Les activités proposées sont diversifiées et appréciées (activités sportives en accès libre, activités socioculturelles nombreuses, un canal interne bien rodé…). Le travail emploie 49,7% de la population pénale. Les ateliers offrent des emplois avec une progression dans la qualification et la rémunération. Toutes les formations professionnelles prévues n’ont pu être réalisées. Un enseignement est dispensé par une équipe motivée et accessible à un maximum de personnes détenues.

Une conjonction de facteurs extérieurs à l’administration pénitentiaire a fortement impacté l’aménagement des peines, notamment pour les AICS, ainsi que l’attribution des permissions de sortir à des personnes détenues : les conseillers pénitentiaires d’insertion et de probation qui ont désinvesti la détention, sortent d’un mouvement de protestation très suivi au moment de la deuxième visite. Cette situation, installée dans le temps, suscite de nombreuses rancœurs parmi les personnels de l’établissement et les personnes détenues, espérant que l’arrivée d’un chef d’antenne ainsi que de trois CPIP puisse créer une nouvelle dynamique de travail au sein du service et réintégrer le SPIP au sein de l’établissement. De plus, un important retard des expertises psychiatriques s’est accumulé avec la protestation des experts psychiatriques de la cour d’appel de Nancy.

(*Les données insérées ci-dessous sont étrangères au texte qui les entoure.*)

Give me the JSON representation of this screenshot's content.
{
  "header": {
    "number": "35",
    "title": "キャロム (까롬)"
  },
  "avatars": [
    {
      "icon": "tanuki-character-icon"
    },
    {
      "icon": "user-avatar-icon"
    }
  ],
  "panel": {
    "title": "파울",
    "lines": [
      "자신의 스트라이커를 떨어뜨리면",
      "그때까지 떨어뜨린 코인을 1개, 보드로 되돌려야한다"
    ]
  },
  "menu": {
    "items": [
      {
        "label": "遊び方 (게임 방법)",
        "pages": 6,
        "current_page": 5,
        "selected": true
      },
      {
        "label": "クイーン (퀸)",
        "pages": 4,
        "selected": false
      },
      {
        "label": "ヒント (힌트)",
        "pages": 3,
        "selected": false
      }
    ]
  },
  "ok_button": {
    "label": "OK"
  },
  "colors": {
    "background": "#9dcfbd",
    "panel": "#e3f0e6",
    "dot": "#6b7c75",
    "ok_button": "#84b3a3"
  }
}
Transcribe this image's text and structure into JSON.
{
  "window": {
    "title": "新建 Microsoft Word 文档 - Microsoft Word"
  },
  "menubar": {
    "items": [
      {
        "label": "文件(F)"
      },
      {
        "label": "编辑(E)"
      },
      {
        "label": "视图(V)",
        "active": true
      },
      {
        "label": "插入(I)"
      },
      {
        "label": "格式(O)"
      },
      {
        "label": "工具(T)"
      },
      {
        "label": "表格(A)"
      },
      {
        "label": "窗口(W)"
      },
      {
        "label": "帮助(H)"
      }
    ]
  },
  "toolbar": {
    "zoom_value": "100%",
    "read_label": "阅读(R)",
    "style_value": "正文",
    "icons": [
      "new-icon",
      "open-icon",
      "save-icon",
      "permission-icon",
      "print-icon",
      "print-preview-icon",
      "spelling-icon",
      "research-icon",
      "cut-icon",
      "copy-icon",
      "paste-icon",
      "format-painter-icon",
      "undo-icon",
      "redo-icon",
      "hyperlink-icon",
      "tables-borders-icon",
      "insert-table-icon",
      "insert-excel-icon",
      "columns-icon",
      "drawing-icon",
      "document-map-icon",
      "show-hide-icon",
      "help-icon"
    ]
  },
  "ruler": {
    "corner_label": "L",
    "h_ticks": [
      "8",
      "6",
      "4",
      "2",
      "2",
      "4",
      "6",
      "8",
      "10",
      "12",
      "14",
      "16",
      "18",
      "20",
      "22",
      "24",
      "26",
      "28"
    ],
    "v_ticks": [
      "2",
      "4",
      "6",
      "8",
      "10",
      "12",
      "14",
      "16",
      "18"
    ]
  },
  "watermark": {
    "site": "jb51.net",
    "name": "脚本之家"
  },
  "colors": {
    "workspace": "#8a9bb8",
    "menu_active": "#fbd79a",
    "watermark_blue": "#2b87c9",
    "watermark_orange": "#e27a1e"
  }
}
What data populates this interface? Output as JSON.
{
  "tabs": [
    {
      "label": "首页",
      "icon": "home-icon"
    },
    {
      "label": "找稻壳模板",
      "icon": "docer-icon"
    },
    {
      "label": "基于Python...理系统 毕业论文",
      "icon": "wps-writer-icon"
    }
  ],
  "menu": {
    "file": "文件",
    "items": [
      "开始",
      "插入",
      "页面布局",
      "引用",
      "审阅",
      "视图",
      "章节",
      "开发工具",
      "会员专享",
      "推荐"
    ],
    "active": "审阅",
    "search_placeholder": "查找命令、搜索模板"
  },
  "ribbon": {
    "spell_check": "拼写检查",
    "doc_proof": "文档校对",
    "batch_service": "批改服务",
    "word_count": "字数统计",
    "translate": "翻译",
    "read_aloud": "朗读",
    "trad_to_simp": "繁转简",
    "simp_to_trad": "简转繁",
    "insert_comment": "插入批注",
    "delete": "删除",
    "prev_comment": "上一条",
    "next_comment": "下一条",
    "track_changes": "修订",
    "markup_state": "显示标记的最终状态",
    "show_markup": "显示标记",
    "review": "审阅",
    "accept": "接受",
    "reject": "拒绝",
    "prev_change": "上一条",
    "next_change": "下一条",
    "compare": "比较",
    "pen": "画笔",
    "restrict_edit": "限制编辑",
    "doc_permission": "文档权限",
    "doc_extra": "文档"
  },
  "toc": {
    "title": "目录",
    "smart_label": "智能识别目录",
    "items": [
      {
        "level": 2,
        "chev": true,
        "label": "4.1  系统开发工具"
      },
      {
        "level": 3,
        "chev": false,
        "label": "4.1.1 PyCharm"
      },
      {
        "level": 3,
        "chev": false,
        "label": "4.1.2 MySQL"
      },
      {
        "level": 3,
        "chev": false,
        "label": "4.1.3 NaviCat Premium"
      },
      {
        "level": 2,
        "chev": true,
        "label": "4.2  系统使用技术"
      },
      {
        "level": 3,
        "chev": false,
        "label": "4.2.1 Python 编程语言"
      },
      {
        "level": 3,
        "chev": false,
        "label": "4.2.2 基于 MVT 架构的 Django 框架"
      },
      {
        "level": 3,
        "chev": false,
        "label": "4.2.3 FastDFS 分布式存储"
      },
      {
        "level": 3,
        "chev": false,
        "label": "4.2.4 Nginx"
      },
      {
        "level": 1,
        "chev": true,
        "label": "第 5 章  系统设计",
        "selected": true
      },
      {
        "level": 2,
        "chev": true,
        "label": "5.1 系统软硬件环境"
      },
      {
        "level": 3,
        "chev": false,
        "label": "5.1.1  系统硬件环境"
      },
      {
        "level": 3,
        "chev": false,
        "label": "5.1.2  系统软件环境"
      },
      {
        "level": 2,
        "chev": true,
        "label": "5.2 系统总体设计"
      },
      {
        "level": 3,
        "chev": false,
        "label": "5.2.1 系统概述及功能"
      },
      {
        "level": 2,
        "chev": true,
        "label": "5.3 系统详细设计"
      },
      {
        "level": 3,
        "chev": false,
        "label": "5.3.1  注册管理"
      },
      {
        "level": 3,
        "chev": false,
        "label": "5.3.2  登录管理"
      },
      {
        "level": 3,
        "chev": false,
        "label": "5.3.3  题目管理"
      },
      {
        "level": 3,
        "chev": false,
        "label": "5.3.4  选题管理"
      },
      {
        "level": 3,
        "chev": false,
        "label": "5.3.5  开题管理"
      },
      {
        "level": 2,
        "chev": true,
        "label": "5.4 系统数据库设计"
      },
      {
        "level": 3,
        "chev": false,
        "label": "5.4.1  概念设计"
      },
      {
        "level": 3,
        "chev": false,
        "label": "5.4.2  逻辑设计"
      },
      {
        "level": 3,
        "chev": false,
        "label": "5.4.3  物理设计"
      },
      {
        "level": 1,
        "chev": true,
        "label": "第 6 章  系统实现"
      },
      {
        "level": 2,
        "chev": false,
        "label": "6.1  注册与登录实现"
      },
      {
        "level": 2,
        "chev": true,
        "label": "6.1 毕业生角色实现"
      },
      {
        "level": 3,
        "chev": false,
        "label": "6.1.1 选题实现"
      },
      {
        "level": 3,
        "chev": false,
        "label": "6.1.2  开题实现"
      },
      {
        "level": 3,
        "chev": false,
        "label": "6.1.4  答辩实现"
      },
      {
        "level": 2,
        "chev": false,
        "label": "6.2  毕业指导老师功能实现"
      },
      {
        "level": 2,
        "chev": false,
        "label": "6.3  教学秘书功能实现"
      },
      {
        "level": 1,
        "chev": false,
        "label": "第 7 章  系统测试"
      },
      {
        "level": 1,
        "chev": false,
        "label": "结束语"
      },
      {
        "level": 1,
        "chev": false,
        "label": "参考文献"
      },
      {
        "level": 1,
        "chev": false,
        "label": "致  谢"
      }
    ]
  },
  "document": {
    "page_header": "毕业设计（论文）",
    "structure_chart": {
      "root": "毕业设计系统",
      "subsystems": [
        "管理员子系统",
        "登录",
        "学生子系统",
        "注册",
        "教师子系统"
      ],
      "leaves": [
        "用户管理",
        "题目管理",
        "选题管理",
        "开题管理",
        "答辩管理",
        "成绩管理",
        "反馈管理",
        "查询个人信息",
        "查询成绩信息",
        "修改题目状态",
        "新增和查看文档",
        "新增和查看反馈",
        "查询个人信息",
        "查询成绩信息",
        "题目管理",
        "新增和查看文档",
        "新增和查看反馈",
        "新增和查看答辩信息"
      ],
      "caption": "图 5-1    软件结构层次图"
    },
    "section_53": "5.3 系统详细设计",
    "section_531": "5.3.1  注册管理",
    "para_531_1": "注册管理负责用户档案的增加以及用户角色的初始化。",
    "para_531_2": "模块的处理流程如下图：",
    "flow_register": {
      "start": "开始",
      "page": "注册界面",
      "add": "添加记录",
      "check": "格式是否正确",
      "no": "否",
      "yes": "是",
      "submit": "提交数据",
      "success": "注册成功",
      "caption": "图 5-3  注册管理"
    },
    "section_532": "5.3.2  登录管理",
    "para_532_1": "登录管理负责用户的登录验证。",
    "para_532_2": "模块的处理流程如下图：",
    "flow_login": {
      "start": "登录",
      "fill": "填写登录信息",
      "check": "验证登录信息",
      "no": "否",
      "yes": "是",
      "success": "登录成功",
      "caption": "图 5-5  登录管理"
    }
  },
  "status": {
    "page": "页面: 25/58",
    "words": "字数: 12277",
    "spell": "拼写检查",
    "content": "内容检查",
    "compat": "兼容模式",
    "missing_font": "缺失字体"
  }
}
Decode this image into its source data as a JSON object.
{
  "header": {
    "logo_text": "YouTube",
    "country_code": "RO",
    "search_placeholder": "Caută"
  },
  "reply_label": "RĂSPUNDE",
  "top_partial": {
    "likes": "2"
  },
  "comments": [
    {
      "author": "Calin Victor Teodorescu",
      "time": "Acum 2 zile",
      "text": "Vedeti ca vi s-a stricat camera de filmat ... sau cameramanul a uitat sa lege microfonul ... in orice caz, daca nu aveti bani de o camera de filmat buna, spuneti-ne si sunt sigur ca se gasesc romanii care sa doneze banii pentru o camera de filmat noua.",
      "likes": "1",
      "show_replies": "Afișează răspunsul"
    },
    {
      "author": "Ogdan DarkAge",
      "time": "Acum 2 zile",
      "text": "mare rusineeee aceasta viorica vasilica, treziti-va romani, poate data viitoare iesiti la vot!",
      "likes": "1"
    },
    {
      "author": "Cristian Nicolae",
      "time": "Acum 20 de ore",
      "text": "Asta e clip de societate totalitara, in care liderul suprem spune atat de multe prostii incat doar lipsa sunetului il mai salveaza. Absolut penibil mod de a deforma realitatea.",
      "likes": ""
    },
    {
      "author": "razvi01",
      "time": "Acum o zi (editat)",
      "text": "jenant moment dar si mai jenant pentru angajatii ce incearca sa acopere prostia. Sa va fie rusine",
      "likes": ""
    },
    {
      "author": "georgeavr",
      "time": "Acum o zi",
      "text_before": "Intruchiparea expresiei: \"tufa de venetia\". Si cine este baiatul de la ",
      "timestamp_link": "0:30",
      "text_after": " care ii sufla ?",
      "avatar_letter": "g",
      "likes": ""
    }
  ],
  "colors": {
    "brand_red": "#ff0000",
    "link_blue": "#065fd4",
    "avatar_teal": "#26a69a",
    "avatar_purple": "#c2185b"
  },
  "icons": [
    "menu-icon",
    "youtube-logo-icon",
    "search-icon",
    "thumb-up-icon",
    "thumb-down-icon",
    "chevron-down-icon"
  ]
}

En conclusion, des activités nombreuses et diversifiées sont proposées aux personnes détenues, qui évoluent, pour une grande partie d’entre elles, selon un régime « ouvert ». Cependant, il est urgent de respecter la règle de l’encellulement individuel dans cet établissement pour peine. Pour autant, un plan de réhabilitation de l’ensemble du bâti doit être engagé pour la remise en état de cette structure immobilière vieillissante et dégradée.

[1] La nouvelle capacité est validée par la direction de l’administration pénitentiaire depuis le 1er décembre 2014.

[2] Leur ouverture prochaine était prévue début octobre 2016.

[3] Le bâtiment A comprend 192 cellules doubles, quatre cellules individuelles pour personnes âgées et 24 individuelles pour les personnes détenues en régime de confiance ; le bâtiment C comprend 235 individuelles.

[4]Le taux d’absentéisme est faible (3,6 % pour les maladies ordinaires et de 1,1 % pour les accidents de travail en 2015) et les congés de maladie correspondent à des difficultés avérées.

[5] La seule restriction concerne l’interdiction de circuler d’un bâtiment à l’autre.

[6] En 2015, les personnes sans ressources suffisantes représentaient 5,75% de la population pénale.